Guo’s new life is one of extremes. She struggles with the difficulties of transitioning to the more urban lifestyle, at school with undiagnosed myopia, and with sexual abuse. There are many things children never know about their parents, and Guo never entirely succeeds in understanding or explaining the dynamics of this quite dysfunctional family. In the most wrenching passages of the book, she persuades her family to rescue her grandmother from her now solitary existence in the village to live with them; this never works and the grandmother returns only to die soon after.

Guo is on the other hand precocious to a fault, having poems accepted for publication while barely into her teens and finally winning one of fewer than a dozen places at the prestigious film school in Beijing.

The pace picks up from that point: we know that Guo ends up in London, an acclaimed writer as well as an accomplished film-maker.

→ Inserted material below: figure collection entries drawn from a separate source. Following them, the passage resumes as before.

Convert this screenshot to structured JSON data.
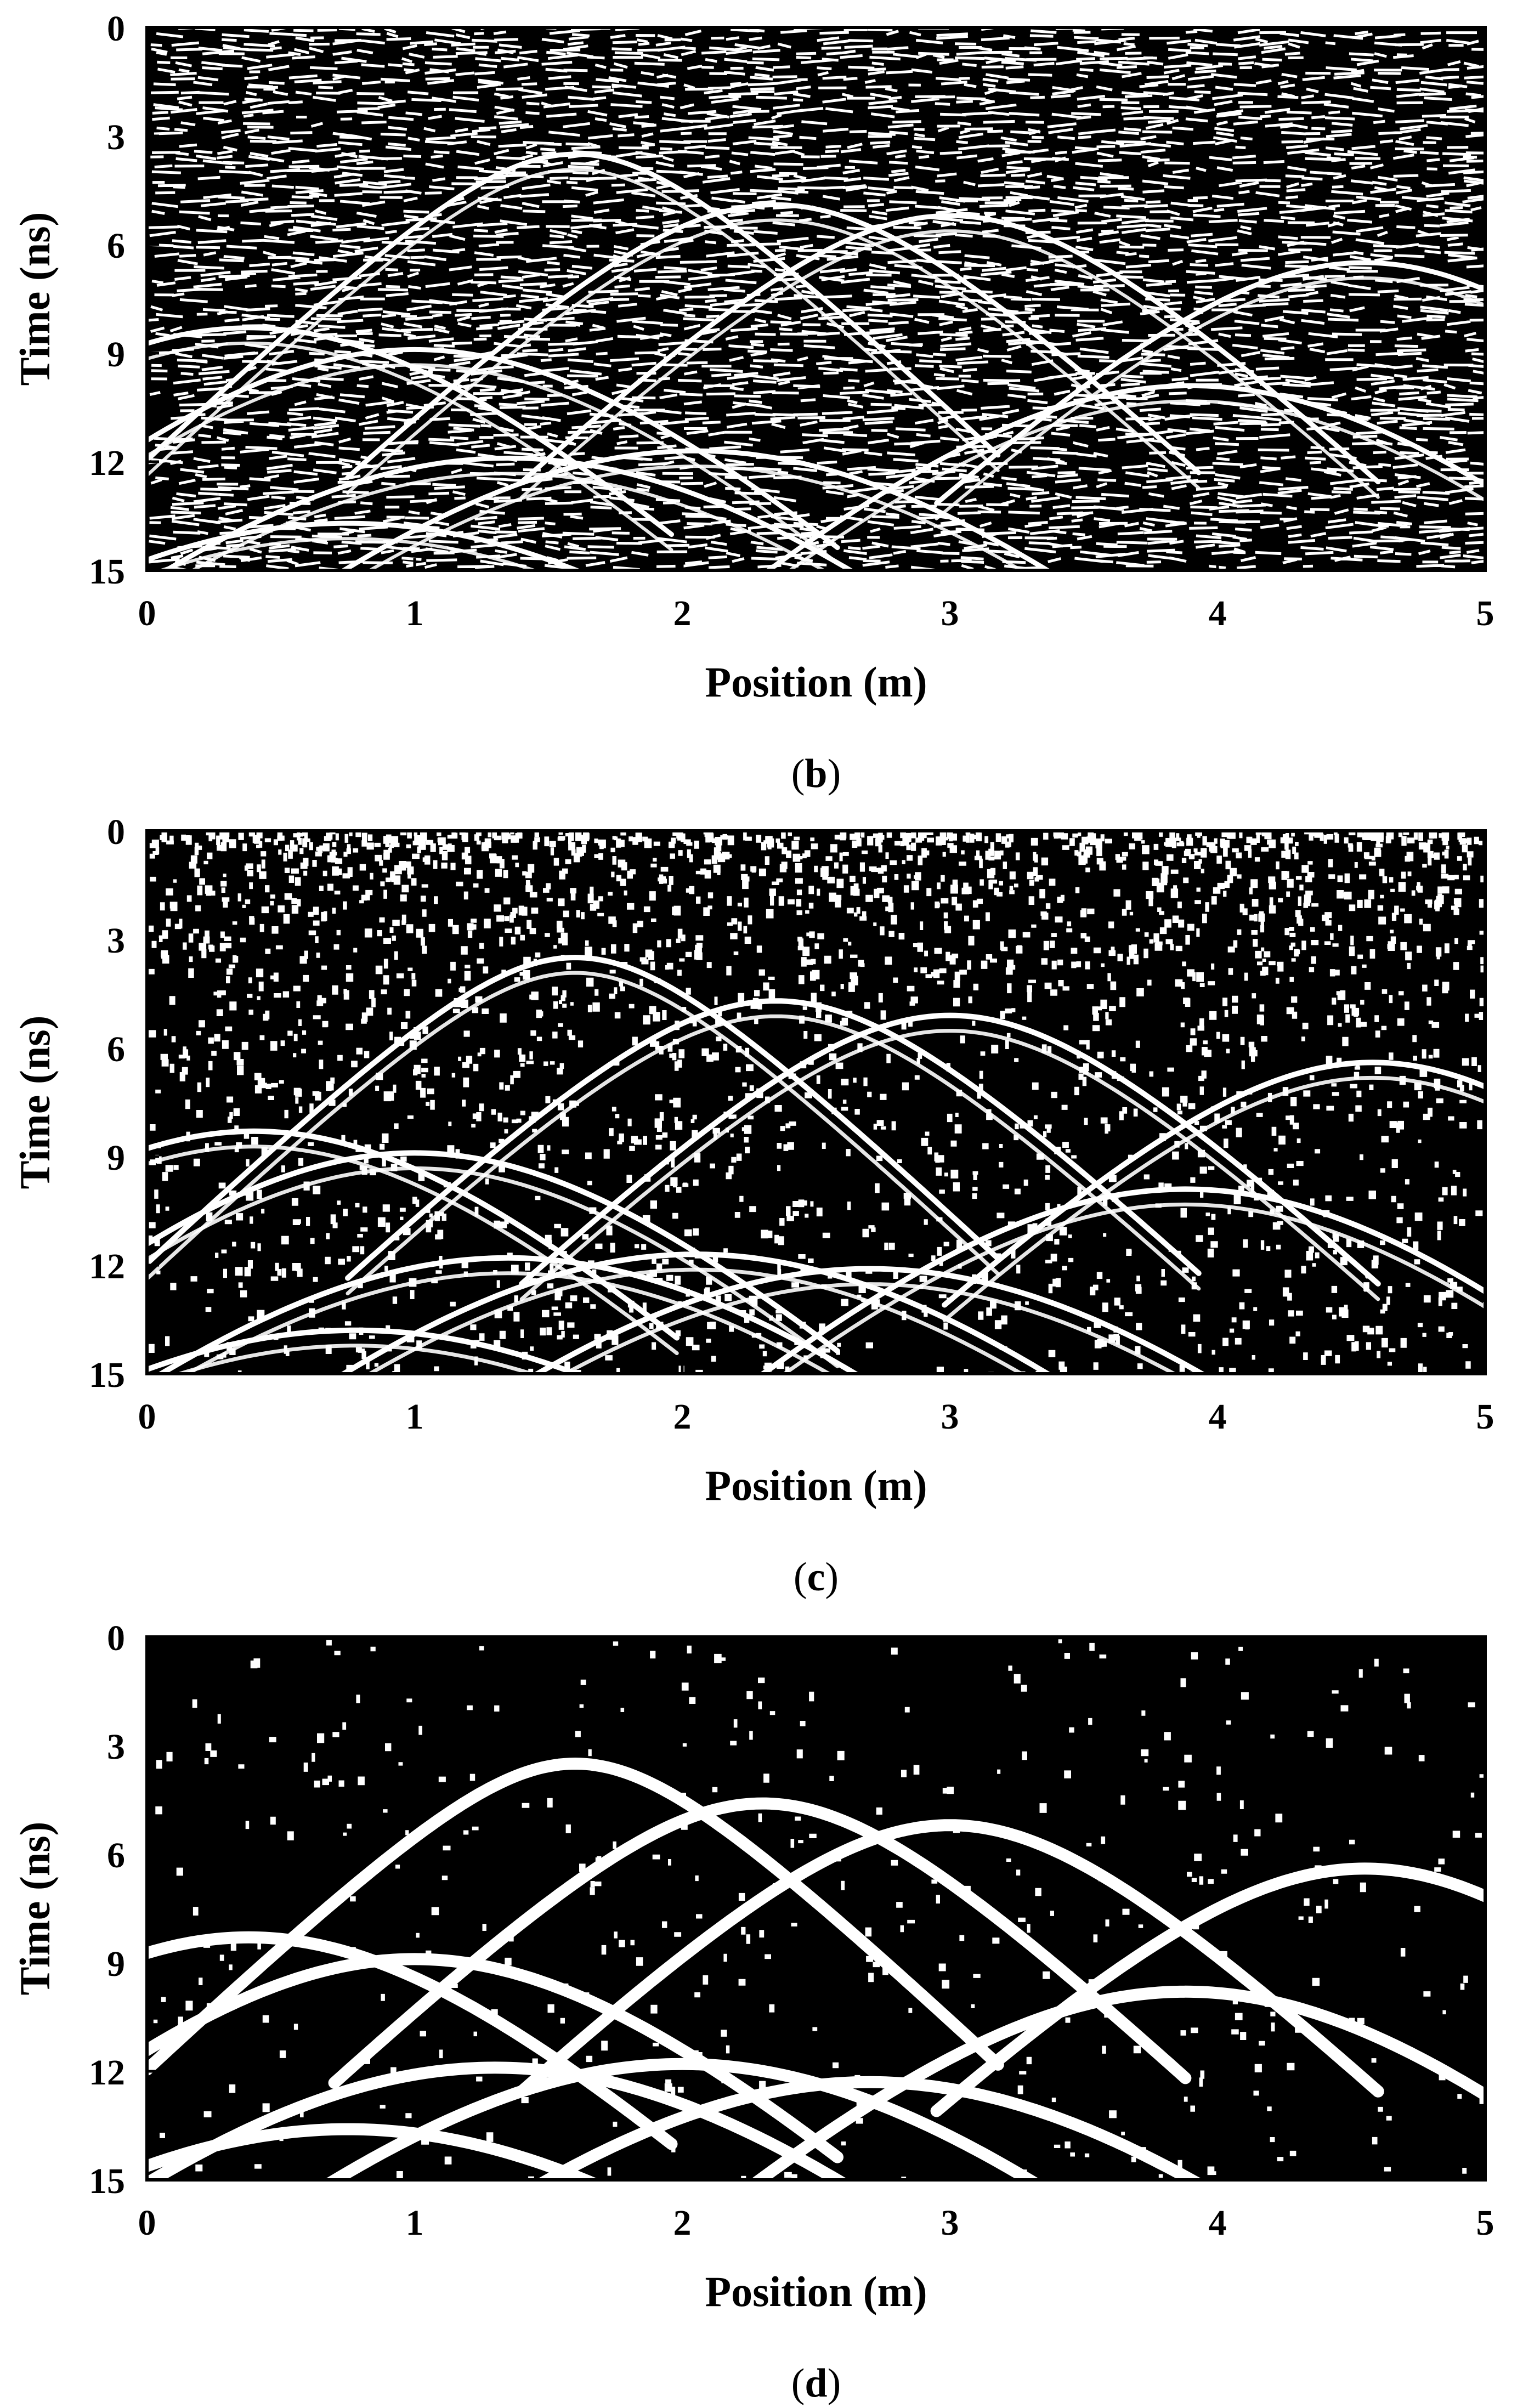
{
  "figure": {
    "background": "#ffffff",
    "panel_background": "#000000",
    "trace_color": "#ffffff"
  },
  "chart_data": [
    {
      "type": "heatmap",
      "caption": "b",
      "xlabel": "Position (m)",
      "ylabel": "Time (ns)",
      "xlim": [
        0,
        5
      ],
      "ylim": [
        15,
        0
      ],
      "xticks": [
        "0",
        "1",
        "2",
        "3",
        "4",
        "5"
      ],
      "yticks": [
        "0",
        "3",
        "6",
        "9",
        "12",
        "15"
      ],
      "noise_level": 0.55,
      "hyperbolas": [
        {
          "x0": 0.38,
          "t0": 8.3
        },
        {
          "x0": 1.0,
          "t0": 8.9
        },
        {
          "x0": 1.6,
          "t0": 3.5
        },
        {
          "x0": 2.35,
          "t0": 4.9
        },
        {
          "x0": 3.0,
          "t0": 5.2
        },
        {
          "x0": 3.9,
          "t0": 9.9
        },
        {
          "x0": 4.55,
          "t0": 6.5
        },
        {
          "x0": 1.35,
          "t0": 11.9
        },
        {
          "x0": 2.05,
          "t0": 11.7
        },
        {
          "x0": 0.75,
          "t0": 13.7
        }
      ]
    },
    {
      "type": "heatmap",
      "caption": "c",
      "xlabel": "Position (m)",
      "ylabel": "Time (ns)",
      "xlim": [
        0,
        5
      ],
      "ylim": [
        15,
        0
      ],
      "xticks": [
        "0",
        "1",
        "2",
        "3",
        "4",
        "5"
      ],
      "yticks": [
        "0",
        "3",
        "6",
        "9",
        "12",
        "15"
      ],
      "noise_level": 0.2,
      "hyperbolas": [
        {
          "x0": 0.4,
          "t0": 8.3
        },
        {
          "x0": 1.0,
          "t0": 8.9
        },
        {
          "x0": 1.6,
          "t0": 3.5
        },
        {
          "x0": 2.35,
          "t0": 4.7
        },
        {
          "x0": 3.0,
          "t0": 5.1
        },
        {
          "x0": 3.88,
          "t0": 9.9
        },
        {
          "x0": 4.58,
          "t0": 6.4
        },
        {
          "x0": 1.35,
          "t0": 11.8
        },
        {
          "x0": 2.05,
          "t0": 11.7
        },
        {
          "x0": 2.7,
          "t0": 12.1
        },
        {
          "x0": 0.78,
          "t0": 13.8
        }
      ]
    },
    {
      "type": "heatmap",
      "caption": "d",
      "xlabel": "Position (m)",
      "ylabel": "Time (ns)",
      "xlim": [
        0,
        5
      ],
      "ylim": [
        15,
        0
      ],
      "xticks": [
        "0",
        "1",
        "2",
        "3",
        "4",
        "5"
      ],
      "yticks": [
        "0",
        "3",
        "6",
        "9",
        "12",
        "15"
      ],
      "noise_level": 0.03,
      "hyperbolas": [
        {
          "x0": 0.38,
          "t0": 8.3
        },
        {
          "x0": 1.0,
          "t0": 8.9
        },
        {
          "x0": 1.6,
          "t0": 3.5
        },
        {
          "x0": 2.3,
          "t0": 4.6
        },
        {
          "x0": 3.0,
          "t0": 5.2
        },
        {
          "x0": 3.88,
          "t0": 9.8
        },
        {
          "x0": 4.55,
          "t0": 6.4
        },
        {
          "x0": 1.3,
          "t0": 11.9
        },
        {
          "x0": 2.0,
          "t0": 11.8
        },
        {
          "x0": 2.7,
          "t0": 12.3
        },
        {
          "x0": 0.75,
          "t0": 13.6
        }
      ]
    }
  ]
}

Much of her life is however one of rejection: she refuses to accept the fishing village nor the path (or lack thereof) that would have been her fate; she rejects Chinese men, vowing never to have a relationship with one; she ends up mastering English and writing in it rather than Chinese.

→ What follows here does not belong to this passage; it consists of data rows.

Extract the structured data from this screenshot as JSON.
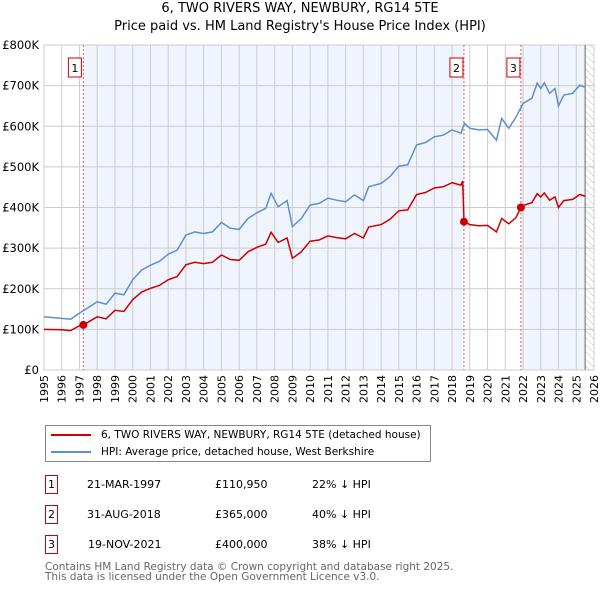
{
  "title": "6, TWO RIVERS WAY, NEWBURY, RG14 5TE",
  "subtitle": "Price paid vs. HM Land Registry's House Price Index (HPI)",
  "chart_data": {
    "type": "line",
    "title": "6, TWO RIVERS WAY, NEWBURY, RG14 5TE",
    "subtitle": "Price paid vs. HM Land Registry's House Price Index (HPI)",
    "xlim": [
      1995,
      2026
    ],
    "ylim": [
      0,
      800000
    ],
    "x_ticks": [
      "1995",
      "1996",
      "1997",
      "1998",
      "1999",
      "2000",
      "2001",
      "2002",
      "2003",
      "2004",
      "2005",
      "2006",
      "2007",
      "2008",
      "2009",
      "2010",
      "2011",
      "2012",
      "2013",
      "2014",
      "2015",
      "2016",
      "2017",
      "2018",
      "2019",
      "2020",
      "2021",
      "2022",
      "2023",
      "2024",
      "2025",
      "2026"
    ],
    "y_ticks": [
      {
        "v": 0,
        "label": "£0"
      },
      {
        "v": 100000,
        "label": "£100K"
      },
      {
        "v": 200000,
        "label": "£200K"
      },
      {
        "v": 300000,
        "label": "£300K"
      },
      {
        "v": 400000,
        "label": "£400K"
      },
      {
        "v": 500000,
        "label": "£500K"
      },
      {
        "v": 600000,
        "label": "£600K"
      },
      {
        "v": 700000,
        "label": "£700K"
      },
      {
        "v": 800000,
        "label": "£800K"
      }
    ],
    "grid": true,
    "series": [
      {
        "name": "6, TWO RIVERS WAY, NEWBURY, RG14 5TE (detached house)",
        "color": "#cc0000",
        "x": [
          1995,
          1996,
          1996.5,
          1997,
          1997.22,
          1998,
          1998.5,
          1999,
          1999.5,
          2000,
          2000.5,
          2001,
          2001.5,
          2002,
          2002.5,
          2003,
          2003.5,
          2004,
          2004.5,
          2005,
          2005.5,
          2006,
          2006.5,
          2007,
          2007.5,
          2007.8,
          2008.2,
          2008.7,
          2009,
          2009.5,
          2010,
          2010.5,
          2011,
          2011.5,
          2012,
          2012.5,
          2013,
          2013.3,
          2014,
          2014.5,
          2015,
          2015.5,
          2016,
          2016.5,
          2017,
          2017.5,
          2018,
          2018.5,
          2018.6,
          2018.67,
          2019,
          2019.5,
          2020,
          2020.5,
          2020.8,
          2021.2,
          2021.6,
          2021.88,
          2022,
          2022.5,
          2022.8,
          2023,
          2023.2,
          2023.5,
          2023.8,
          2024,
          2024.3,
          2024.8,
          2025.2,
          2025.5
        ],
        "y": [
          100000,
          99000,
          97000,
          109000,
          110950,
          131000,
          126000,
          147000,
          144000,
          173000,
          192000,
          201000,
          208000,
          222000,
          230000,
          259000,
          265000,
          262000,
          265000,
          283000,
          272000,
          270000,
          291000,
          302000,
          310000,
          339000,
          314000,
          325000,
          275000,
          291000,
          317000,
          320000,
          330000,
          326000,
          323000,
          336000,
          325000,
          352000,
          358000,
          371000,
          392000,
          394000,
          432000,
          437000,
          448000,
          451000,
          461000,
          455000,
          465000,
          365000,
          358000,
          355000,
          356000,
          340000,
          373000,
          360000,
          375000,
          400000,
          405000,
          412000,
          434000,
          426000,
          436000,
          418000,
          426000,
          400000,
          417000,
          420000,
          432000,
          428000
        ]
      },
      {
        "name": "HPI: Average price, detached house, West Berkshire",
        "color": "#5b8fd0",
        "x": [
          1995,
          1996,
          1996.5,
          1997,
          1998,
          1998.5,
          1999,
          1999.5,
          2000,
          2000.5,
          2001,
          2001.5,
          2002,
          2002.5,
          2003,
          2003.5,
          2004,
          2004.5,
          2005,
          2005.5,
          2006,
          2006.5,
          2007,
          2007.5,
          2007.8,
          2008.2,
          2008.7,
          2009,
          2009.5,
          2010,
          2010.5,
          2011,
          2011.5,
          2012,
          2012.5,
          2013,
          2013.3,
          2014,
          2014.5,
          2015,
          2015.5,
          2016,
          2016.5,
          2017,
          2017.5,
          2018,
          2018.5,
          2018.7,
          2019,
          2019.5,
          2020,
          2020.5,
          2020.8,
          2021.2,
          2021.6,
          2022,
          2022.5,
          2022.8,
          2023,
          2023.2,
          2023.5,
          2023.8,
          2024,
          2024.3,
          2024.8,
          2025.2,
          2025.5
        ],
        "y": [
          131000,
          127000,
          125000,
          140000,
          168000,
          162000,
          189000,
          185000,
          222000,
          246000,
          258000,
          267000,
          285000,
          295000,
          332000,
          340000,
          336000,
          340000,
          363000,
          349000,
          346000,
          373000,
          387000,
          398000,
          435000,
          402000,
          417000,
          353000,
          373000,
          406000,
          410000,
          423000,
          418000,
          414000,
          431000,
          417000,
          451000,
          459000,
          476000,
          502000,
          505000,
          554000,
          560000,
          574000,
          578000,
          591000,
          583000,
          607000,
          595000,
          591000,
          592000,
          566000,
          619000,
          595000,
          622000,
          656000,
          669000,
          706000,
          693000,
          707000,
          681000,
          693000,
          650000,
          677000,
          681000,
          701000,
          696000
        ]
      }
    ],
    "sales": [
      {
        "label": "1",
        "x": 1997.22,
        "y": 110950
      },
      {
        "label": "2",
        "x": 2018.67,
        "y": 365000
      },
      {
        "label": "3",
        "x": 2021.88,
        "y": 400000
      }
    ],
    "legend_placement": "bottom"
  },
  "legend": [
    "6, TWO RIVERS WAY, NEWBURY, RG14 5TE (detached house)",
    "HPI: Average price, detached house, West Berkshire"
  ],
  "table": [
    {
      "n": "1",
      "date": "21-MAR-1997",
      "price": "£110,950",
      "hpi": "22% ↓ HPI"
    },
    {
      "n": "2",
      "date": "31-AUG-2018",
      "price": "£365,000",
      "hpi": "40% ↓ HPI"
    },
    {
      "n": "3",
      "date": "19-NOV-2021",
      "price": "£400,000",
      "hpi": "38% ↓ HPI"
    }
  ],
  "footer": [
    "Contains HM Land Registry data © Crown copyright and database right 2025.",
    "This data is licensed under the Open Government Licence v3.0."
  ]
}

The denouement is however, acceptance of a kind, coming with, or catalyzed by, the birth of her own daughter. “The narrative of my past has been brought to a close,” she writes.

Once Upon a Time in the East: A story of growing up is by turn raw, intelligent, compelling, sad, uncompromising and reticent.

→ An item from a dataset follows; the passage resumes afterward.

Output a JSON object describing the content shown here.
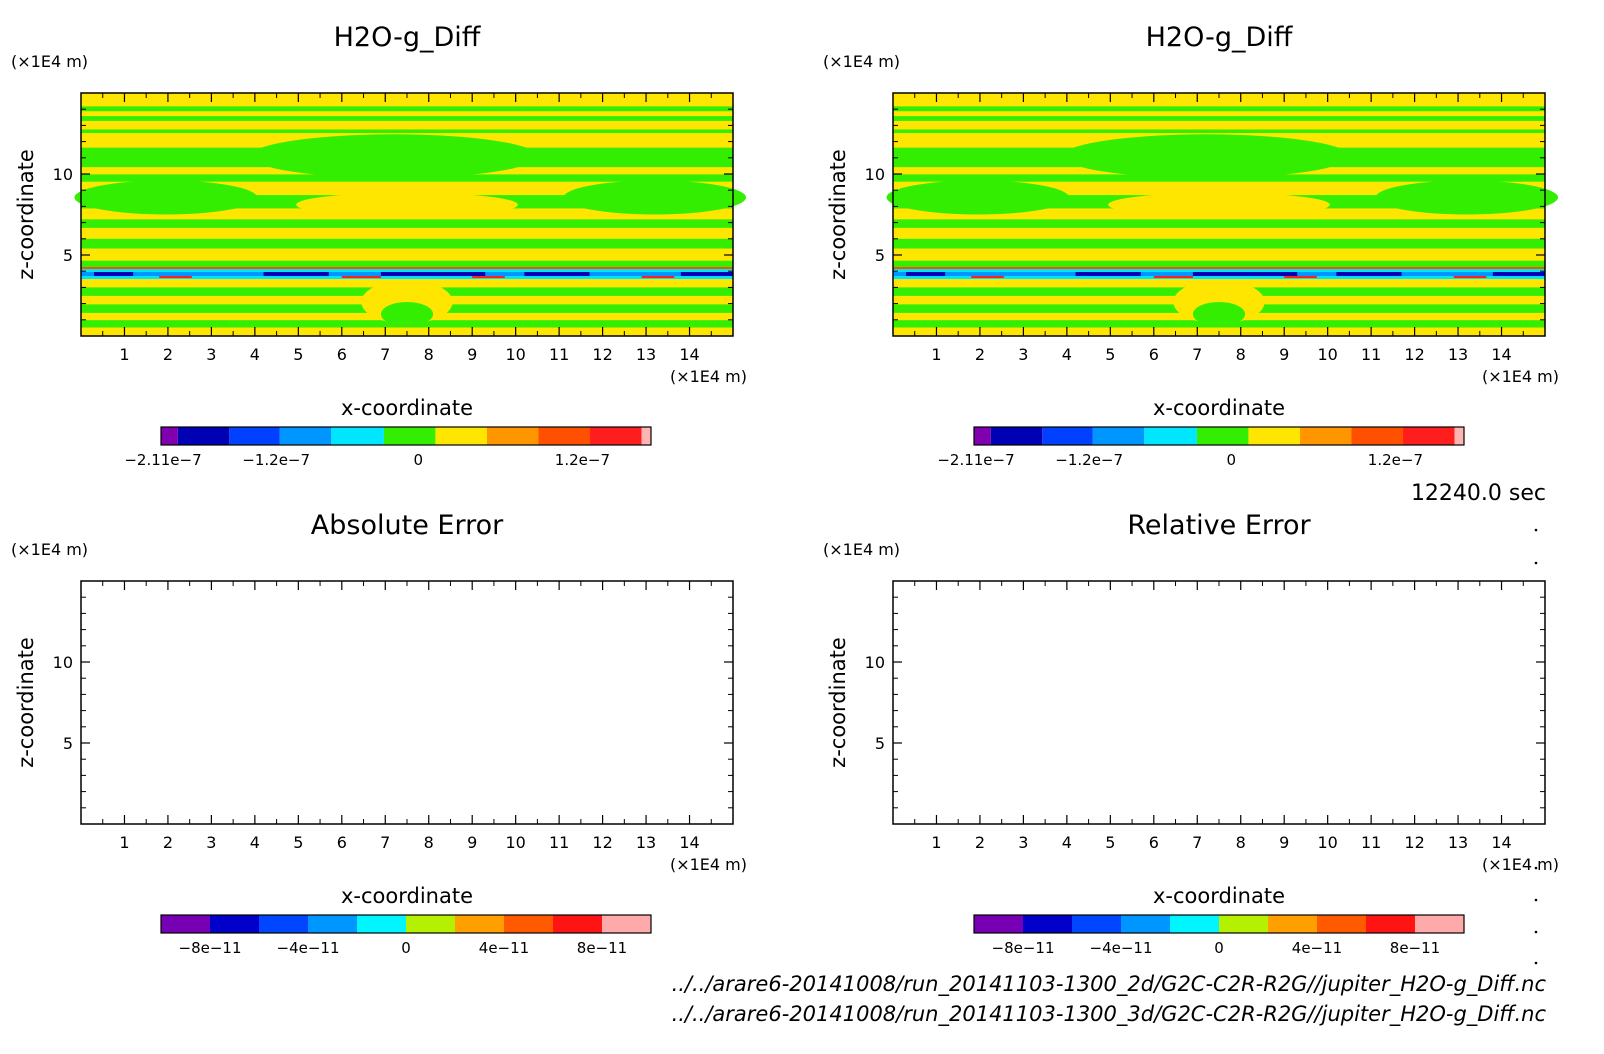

Guo’s first novel to appear in English was Village of Stone (2004), the title of which references the fishing village of her childhood. Guo’s originality was evident even then: I wrote that the novel was

 

more than a tale of rural oppression and modern urban ennui and listlessness, for there’s a trace of magic realism in the descriptions of the Village of Stone which, indeed, hardly seems like China at all: it is cold and rocky, more like Sardinia crossed with Thomas Hardy.

 

She returns to the village at the end of Once Upon a Time in the East. Her grandmother’s house was now a “hair salon filled with fashionable teenagers”.

Guo’s university years became the basis for 20 Fragments of a Ravenous Youth, published in English in 2008, I wrote at the time that

 

Guo’s talent is to highlight all those things about China that make it so different while simultaneously making it somehow seem both familiar and comprehensible…

 

something that remains much in evidence in Once Upon a Time in the East. I also thought that

 

there is something of a sense that [Guo] might still finding her voice, a voice which by necessity must reside between two cultures and two languages…

 

Guo has found that voice now. Once Upon a Time in the East is honest and lucid.

I cannot say what English-speakers with no experience of East Asia will make of the book, but it should resonate bell-like with anyone on China’s English-speaking littoral who is of an age to remember the period the book covers. It should also resonate—goodness, one hopes it would—with the young people of Hong Kong and beyond who are, we are told, disillusioned with their choices and opportunities. Guo was not a “peasant warrior” because a monk said so; it was because she chose to be.


Peter Gordon is editor of The Asian Review of Books.